Sports

Ginobili to cap off improbable basketball journey with Hall of Fame induction

By Sebastian Meresman and Augusto Morel

Buenos Aires, Sep 9 (EFE).- Emanuel “Manu” Ginobili, who as a teenager was not deemed talented enough to even play professionally in Argentina, became a crucial part of four NBA championship teams as a member of the San Antonio Spurs and on Saturday will receive the ultimate honor when he is enshrined into the Naismith Memorial Basketball Hall of Fame.

He will go down in basketball history as one of the sport’s greatest clutch players and for popularizing the Eurostep move now widely used in the NBA on drives to the basket.

The 45-year-old Ginobili also is beloved in Argentina for leading his national squad to a gold medal at the 2004 Olympic Games, including a shocking upset of a superstar-laden United States team in the semifinals.

As a shooting guard for the Spurs, he was a key part of a dynasty led by power forward Tim Duncan (who will present Ginobili at Saturday’s ceremony in Springfield, Massachusetts) and head coach Gregg Popovich that won NBA titles in 2003, 2005, 2007 and 2014.

In his native Argentina, he is admired for what he achieved during his basketball career and also seen as a role model off the court.

“If you ask around in Bahia Blanca (his home city), the people who knew Manu Ginobili even up until he was an adolescent aged 16 or 17, no one would have thought he could even play in the local (Argentine professional) league,” Daniel Fresco, the player’s first biographer, told Efe.

The author of “Manu, el Cielo con las Manos,” a biography published by Aguilar in 2005 and expanded and updated in 2018, spoke with the player’s relatives, friends, teammates and coaches in putting together the book.
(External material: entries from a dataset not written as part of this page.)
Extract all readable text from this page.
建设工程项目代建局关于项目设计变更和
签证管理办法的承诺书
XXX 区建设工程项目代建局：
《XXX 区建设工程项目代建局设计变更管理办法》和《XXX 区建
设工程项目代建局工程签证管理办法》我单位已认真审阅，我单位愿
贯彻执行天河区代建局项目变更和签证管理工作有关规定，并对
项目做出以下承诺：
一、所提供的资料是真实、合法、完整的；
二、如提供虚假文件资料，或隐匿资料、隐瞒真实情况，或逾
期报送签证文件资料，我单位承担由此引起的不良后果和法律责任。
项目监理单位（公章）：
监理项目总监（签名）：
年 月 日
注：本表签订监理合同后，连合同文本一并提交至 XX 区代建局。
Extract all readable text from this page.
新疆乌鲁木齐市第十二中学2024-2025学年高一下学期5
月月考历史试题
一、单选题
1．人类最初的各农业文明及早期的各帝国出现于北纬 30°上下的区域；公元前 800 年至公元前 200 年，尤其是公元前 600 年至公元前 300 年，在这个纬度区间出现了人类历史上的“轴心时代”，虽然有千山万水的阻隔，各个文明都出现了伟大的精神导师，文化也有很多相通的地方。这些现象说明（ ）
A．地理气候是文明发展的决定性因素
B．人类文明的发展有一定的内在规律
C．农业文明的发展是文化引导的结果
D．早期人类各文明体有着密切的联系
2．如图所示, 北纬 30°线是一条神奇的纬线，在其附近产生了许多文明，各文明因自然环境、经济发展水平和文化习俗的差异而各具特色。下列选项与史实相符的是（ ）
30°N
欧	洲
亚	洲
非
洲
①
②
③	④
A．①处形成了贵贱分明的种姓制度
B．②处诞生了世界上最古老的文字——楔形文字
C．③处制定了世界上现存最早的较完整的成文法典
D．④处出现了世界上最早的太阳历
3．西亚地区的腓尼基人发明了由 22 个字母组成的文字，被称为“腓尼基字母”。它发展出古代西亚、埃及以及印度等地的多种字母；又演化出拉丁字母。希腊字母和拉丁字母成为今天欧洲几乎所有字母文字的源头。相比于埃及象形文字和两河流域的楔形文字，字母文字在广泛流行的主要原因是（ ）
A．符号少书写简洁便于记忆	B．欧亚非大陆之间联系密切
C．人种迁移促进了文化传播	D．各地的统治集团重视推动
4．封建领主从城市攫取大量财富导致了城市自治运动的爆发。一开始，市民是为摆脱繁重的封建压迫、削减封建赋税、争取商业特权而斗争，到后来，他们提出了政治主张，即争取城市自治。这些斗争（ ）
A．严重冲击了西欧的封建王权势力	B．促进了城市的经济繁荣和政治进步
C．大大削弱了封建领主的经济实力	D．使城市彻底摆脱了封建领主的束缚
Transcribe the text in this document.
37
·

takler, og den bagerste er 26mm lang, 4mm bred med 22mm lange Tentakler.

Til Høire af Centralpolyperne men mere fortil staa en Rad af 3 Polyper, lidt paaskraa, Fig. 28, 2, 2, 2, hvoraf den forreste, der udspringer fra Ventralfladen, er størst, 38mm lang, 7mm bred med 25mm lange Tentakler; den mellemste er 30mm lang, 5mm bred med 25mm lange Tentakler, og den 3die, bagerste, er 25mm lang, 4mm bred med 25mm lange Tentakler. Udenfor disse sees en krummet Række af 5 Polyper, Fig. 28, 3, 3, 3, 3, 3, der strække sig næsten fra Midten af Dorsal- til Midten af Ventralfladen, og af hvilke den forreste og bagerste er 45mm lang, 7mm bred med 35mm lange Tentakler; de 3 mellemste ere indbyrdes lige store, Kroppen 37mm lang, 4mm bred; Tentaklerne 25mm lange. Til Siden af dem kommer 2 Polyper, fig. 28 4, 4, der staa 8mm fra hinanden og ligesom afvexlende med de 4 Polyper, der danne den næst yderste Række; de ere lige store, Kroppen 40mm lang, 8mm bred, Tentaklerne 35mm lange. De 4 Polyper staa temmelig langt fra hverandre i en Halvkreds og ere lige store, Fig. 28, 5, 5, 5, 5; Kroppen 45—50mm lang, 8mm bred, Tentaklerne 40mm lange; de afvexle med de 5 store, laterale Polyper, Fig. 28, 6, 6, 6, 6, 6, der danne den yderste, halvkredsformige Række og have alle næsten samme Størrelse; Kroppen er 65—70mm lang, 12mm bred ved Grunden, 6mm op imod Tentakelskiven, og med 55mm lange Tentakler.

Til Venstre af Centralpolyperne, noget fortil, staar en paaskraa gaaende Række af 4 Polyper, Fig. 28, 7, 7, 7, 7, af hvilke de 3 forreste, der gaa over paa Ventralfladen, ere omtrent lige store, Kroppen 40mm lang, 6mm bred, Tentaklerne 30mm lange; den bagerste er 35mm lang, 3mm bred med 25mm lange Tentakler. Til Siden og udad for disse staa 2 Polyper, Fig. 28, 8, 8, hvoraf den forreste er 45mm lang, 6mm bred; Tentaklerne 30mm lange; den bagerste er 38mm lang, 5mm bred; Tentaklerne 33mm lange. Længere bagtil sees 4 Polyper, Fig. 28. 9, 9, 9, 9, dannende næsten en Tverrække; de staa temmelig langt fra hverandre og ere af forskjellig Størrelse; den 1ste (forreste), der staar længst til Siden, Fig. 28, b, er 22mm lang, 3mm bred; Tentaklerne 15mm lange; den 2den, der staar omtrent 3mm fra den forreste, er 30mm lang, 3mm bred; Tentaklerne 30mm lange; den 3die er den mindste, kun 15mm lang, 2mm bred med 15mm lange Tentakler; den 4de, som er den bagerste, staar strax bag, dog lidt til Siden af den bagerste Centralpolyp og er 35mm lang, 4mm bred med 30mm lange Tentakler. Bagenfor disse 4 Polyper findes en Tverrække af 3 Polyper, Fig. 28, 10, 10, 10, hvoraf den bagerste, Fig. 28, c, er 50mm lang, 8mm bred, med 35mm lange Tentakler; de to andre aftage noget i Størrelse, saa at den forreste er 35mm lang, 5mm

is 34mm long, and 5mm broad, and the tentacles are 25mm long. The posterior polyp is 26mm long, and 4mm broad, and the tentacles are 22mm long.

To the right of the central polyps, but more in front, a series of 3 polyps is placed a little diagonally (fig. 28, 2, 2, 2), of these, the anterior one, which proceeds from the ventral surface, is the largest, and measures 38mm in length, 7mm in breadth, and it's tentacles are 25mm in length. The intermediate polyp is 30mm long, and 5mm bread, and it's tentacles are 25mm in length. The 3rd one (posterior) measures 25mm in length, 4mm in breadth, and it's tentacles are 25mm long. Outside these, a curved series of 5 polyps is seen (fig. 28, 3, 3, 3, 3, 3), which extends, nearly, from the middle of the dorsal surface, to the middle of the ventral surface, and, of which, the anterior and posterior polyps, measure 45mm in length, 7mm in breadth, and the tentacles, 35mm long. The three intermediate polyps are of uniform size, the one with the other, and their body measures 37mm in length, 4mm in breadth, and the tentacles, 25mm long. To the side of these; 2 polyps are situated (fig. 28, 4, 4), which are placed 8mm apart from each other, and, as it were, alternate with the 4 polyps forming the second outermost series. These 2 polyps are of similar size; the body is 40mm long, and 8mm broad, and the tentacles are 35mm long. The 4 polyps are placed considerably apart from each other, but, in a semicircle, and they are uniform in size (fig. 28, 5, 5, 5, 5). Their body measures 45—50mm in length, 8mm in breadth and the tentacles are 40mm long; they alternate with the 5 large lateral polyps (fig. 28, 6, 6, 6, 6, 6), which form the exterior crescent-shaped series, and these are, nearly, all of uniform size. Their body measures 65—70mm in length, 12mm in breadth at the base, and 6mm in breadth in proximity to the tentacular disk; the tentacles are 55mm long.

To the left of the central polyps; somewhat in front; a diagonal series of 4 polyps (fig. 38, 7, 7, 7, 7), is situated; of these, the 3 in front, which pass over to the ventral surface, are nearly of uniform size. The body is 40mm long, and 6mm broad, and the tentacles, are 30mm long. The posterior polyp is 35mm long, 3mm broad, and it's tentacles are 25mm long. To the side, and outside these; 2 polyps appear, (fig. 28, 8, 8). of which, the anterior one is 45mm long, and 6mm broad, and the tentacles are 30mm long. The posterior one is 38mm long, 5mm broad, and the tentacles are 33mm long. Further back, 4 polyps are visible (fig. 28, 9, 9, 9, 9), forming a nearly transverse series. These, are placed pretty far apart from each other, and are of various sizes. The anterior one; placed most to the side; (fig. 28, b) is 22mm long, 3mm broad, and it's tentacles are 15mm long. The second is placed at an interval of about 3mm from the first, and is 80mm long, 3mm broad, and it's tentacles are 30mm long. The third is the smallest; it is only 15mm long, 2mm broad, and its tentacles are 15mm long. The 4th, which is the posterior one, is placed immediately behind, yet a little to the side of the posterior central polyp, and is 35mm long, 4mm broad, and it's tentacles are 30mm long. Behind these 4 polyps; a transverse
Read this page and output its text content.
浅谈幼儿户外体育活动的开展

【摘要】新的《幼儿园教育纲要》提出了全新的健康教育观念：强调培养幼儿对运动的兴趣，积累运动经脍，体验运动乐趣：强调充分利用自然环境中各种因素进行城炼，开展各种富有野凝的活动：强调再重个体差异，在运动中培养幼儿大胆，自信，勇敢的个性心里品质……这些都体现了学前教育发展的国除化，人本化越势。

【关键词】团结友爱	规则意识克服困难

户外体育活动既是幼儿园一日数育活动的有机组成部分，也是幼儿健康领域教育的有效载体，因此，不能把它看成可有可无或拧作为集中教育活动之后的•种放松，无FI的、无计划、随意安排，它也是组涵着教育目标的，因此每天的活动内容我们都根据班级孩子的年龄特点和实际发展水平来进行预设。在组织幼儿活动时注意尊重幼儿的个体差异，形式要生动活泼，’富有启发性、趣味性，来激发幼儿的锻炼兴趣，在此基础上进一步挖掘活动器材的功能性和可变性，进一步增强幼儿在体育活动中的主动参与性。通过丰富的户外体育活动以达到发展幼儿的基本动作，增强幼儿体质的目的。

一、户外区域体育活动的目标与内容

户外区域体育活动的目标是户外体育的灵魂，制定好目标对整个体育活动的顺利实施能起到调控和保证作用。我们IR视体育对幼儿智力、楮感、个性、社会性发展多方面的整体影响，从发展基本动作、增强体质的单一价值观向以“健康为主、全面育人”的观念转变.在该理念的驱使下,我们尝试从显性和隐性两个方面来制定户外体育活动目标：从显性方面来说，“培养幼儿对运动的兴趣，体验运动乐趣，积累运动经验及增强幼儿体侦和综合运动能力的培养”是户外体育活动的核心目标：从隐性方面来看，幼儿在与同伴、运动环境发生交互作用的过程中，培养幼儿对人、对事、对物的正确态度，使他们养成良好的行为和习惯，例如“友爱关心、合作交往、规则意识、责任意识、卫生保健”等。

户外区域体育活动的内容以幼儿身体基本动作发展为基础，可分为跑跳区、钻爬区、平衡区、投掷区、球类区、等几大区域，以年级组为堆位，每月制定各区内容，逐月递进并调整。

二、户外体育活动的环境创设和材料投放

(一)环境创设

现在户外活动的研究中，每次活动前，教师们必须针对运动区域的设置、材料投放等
Almost no one foresaw a future for him in professional basketball.

“And yet he’ll be in the Hall of Fame,” Fresco said.

The journalist and author said Ginobili’s growth as a player was slow and steady. “He went step by step, rung by rung.”

“When I was writing the book, I interviewed a lot of people in the NBA. Back then, four years ago, they were telling me that Manu was destined for the Hall of Fame. He got in much more quickly than you’d imagine” as a first-ballot inductee, Fresco said.

One of Ginobili’s first coaches, Club Bahiense del Norte Sporting Director Pablo Coleffi, told Efe that the star guard “left a legacy (for) young people, and not-so-young people, as an example of what a sportsman is and the sacrifices you have to make on and off the court.”

Even so, Ginobili was not necessarily an ideal pupil in his younger years.

“Manuel was an exasperating kid who didn’t let the coaches do their jobs because he was always dribbling the ball all over the court or playing one-on-one or one-on-five, from the time school was over until nighttime and his mother or father came looking for him,” Coleffi recalled.

Nevertheless, he now describes that Argentine basketball icon as a man society should “emulate.”

“I’d like Manu’s image to be the reflection of what we are as a society. To focus on teamwork and think that I have to make the other person better so he can make all of us better.”

The admiration for Ginobili is also seen in the northern Buenos Aires neighborhood of Saavedra, where a public basketball court features a giant mural in the player’s likeness. The former Spurs great paid a visit there in 2018 and signed the mural with spray paint.

“For me it’s a source of pride that he can represent us and is at the pinnacle of basketball nationally and worldwide,” said Juan Cruz Pesaresi, a Ginobili fan who is part of a team of locals tasked with keeping the court in good condition.

Bruno Carbone, who at 19 is devoting himself full-time to basketball, told Efe that Ginobili is an “idol” and “a great sportsman,” while Milagros Marfil, also the same age and a female member of the Sunderland sports club, said the former NBA star is an “incredible icon who made history for Argentine basketball.”

For her part, Micaela Gonzalez, captain of Argentina’s university squad, said at that same facility that Ginobili’s Hall of Fame induction is “one of the nicest things that’s happened to us Argentines.”